É sua primeira vez no Brasil. Gostou do público brasileiro?
Sim, gostei muito, muito. Acho que as pessoas aqui ouvem intensamente. O público foi muito participativo emocionalmente – não sei se só eu percebi (risos). Apesar da barreira do idioma, houve uma ligação muito importante com as pessoas. Estávamos muito felizes, rindo, porque nos sentimos à vontade entre as pessoas, que estavam compenetradas no espetáculo. Houve um senhor que se emocionou muito com uma das canções, sobre minha avó. Apesar do idioma, o maravilhoso da arte é que não precisamos falar o mesmo idioma para sentir as mesmas coisas. Guardo na alma uma recordação maravilhosa dessa apresentação aqui em Petrópolis.

Já esteve em muitos países?
Visitei Grécia, Espanha, agora vou a Itália e Venezuela, estive na Argentina muitas vezes. Já estive em vários países, mas o Brasil, que está tão perto, é a primeira vez. Também já fui ao Chile, e vamos voltar agora. Vou fazer uma turnê pela Europa, fazendo doze shows.

Como o tango uruguaio é recebido em outros países?
Muito bem, pois há circuitos para o tango e festivais em todo o mundo – na Finlândia, na Itália, na Espanha, na França – então já sabem que se apresentarão argentinos ou uruguaios. Somos muito bem recebidos. De alguma forma, sempre notam que há alguma diferença, porque o tango argentino é muito mais alto, com uma orquestra maior e cantores que cantam com mais volume. Acredito que tenha a ver com a personalidade de cada um. Os uruguaios dizem que somos mais tranquilos, mais tristes, mais nostálgicos, e isso se nota na hora de cantar. Sempre notam uma diferença entre argentinos e uruguaios.

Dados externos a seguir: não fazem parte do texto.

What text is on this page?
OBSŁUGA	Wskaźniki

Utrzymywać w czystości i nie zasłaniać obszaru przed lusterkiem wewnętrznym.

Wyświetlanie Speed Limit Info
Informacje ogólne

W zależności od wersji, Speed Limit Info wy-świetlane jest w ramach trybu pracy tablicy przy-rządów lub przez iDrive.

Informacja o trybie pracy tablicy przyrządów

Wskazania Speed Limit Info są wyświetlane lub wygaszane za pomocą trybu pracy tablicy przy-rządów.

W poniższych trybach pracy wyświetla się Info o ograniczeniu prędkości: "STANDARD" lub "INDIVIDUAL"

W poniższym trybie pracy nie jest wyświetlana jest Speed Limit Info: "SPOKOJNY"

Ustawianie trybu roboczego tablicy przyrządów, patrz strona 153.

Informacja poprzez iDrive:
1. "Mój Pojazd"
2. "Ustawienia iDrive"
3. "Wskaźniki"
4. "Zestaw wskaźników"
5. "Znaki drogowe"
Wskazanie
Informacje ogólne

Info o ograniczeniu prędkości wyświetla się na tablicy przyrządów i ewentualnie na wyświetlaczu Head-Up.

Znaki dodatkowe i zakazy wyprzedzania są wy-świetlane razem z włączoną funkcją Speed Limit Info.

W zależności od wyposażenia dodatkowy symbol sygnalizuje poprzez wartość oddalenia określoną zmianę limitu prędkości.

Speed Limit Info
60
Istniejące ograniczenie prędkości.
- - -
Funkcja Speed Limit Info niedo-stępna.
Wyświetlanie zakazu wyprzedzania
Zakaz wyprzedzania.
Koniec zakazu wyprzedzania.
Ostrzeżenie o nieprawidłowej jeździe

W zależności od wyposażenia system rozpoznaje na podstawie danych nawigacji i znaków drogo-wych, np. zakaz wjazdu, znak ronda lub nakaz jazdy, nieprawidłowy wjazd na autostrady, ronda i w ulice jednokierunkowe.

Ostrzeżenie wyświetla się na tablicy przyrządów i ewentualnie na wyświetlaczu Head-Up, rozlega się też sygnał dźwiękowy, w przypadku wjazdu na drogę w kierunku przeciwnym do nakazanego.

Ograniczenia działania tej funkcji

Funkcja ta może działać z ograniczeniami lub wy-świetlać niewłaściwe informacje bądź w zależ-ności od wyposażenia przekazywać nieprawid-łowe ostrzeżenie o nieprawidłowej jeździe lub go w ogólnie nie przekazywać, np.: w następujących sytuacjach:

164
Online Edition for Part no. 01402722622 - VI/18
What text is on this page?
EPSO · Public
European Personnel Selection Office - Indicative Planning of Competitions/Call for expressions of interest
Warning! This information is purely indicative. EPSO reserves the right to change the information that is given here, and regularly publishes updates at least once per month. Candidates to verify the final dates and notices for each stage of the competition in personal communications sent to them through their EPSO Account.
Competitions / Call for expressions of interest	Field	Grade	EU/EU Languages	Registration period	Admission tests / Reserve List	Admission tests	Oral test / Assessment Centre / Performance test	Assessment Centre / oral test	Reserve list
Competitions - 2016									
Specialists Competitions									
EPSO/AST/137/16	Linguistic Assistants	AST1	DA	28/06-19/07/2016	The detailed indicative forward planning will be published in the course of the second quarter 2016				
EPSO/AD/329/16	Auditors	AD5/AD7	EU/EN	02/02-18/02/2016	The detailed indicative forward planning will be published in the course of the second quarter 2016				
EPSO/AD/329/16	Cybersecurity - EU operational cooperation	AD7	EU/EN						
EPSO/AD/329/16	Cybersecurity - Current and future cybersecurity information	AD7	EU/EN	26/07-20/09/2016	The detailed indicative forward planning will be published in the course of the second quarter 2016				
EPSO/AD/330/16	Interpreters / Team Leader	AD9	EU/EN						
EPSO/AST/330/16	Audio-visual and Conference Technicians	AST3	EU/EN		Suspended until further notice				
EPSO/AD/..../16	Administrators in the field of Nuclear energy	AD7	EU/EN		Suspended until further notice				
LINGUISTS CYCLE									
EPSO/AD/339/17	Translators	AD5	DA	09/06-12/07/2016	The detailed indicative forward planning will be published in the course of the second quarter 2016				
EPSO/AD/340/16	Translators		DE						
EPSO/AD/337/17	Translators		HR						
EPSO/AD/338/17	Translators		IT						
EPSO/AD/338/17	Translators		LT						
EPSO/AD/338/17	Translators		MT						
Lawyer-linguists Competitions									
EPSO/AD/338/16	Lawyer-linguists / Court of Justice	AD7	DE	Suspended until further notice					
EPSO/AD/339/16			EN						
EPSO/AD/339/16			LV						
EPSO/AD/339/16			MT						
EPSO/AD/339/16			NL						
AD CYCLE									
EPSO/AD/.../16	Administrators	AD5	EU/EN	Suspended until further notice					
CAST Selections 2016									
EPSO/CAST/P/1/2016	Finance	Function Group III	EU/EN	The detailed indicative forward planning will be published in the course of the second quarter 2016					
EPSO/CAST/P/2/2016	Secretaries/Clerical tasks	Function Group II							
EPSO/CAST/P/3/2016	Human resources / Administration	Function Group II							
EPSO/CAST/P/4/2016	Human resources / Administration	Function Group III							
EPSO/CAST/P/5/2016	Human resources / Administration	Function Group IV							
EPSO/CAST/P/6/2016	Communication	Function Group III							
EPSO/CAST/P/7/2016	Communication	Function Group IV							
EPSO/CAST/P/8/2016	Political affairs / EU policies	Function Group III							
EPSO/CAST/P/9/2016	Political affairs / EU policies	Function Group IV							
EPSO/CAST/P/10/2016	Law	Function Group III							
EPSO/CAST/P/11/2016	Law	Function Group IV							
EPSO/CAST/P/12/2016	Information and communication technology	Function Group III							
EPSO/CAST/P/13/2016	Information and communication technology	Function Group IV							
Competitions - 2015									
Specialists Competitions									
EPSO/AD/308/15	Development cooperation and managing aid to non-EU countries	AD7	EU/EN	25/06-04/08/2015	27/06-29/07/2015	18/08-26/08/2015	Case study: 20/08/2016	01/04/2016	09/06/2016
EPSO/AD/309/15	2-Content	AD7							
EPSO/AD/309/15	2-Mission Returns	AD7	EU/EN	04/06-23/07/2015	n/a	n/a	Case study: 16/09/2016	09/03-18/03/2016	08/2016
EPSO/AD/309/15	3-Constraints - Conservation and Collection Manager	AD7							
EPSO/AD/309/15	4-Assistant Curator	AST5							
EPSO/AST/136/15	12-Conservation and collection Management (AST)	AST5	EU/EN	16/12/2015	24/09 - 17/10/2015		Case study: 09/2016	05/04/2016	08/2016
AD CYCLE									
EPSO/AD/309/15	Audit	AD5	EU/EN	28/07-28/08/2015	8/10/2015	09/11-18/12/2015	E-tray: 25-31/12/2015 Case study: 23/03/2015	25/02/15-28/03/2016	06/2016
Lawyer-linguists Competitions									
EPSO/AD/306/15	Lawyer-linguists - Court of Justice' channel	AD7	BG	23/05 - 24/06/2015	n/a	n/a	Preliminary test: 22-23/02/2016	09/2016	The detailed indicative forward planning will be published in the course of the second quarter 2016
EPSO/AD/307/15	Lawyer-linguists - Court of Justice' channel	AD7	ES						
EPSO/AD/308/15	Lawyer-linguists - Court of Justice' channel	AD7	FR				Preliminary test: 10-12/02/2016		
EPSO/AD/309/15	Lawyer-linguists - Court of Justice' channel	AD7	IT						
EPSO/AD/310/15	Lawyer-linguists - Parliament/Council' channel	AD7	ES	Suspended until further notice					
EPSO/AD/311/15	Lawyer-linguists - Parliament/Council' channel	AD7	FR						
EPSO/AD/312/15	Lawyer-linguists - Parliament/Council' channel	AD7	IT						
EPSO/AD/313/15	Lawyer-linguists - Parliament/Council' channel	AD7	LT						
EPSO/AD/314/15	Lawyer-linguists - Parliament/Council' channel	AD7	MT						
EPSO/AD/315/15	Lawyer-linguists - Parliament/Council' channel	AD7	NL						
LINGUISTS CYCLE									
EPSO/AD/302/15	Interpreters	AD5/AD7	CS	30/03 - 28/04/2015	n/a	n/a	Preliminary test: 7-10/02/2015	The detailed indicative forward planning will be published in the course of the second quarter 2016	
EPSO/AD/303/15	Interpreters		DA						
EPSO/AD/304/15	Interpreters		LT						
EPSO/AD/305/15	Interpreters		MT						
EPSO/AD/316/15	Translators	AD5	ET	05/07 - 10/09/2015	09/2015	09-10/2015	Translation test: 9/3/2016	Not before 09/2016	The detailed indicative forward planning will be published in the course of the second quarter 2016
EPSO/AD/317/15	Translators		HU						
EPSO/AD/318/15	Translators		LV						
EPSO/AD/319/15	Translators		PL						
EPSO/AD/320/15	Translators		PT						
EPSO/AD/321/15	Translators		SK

Mas é bom que haja diferenças, não?
Sim, claro, é muito enriquecedor.

Como foi receber o título de “Mulher do Ano” no Uruguai?
Foi muito importante, porque foi o primeiro prêmio a ser entregue, e quem votou foi o público. Para mim, o fato de vir do público foi o mais importante, pois podiam votar em todas as mulheres que fazem música no Uruguai. Para mim foi uma honra enorme, que tenham dado o prêmio a mim. Sou muito grata ao público, e a forma que tenho de retribuí-los é continuar cantando.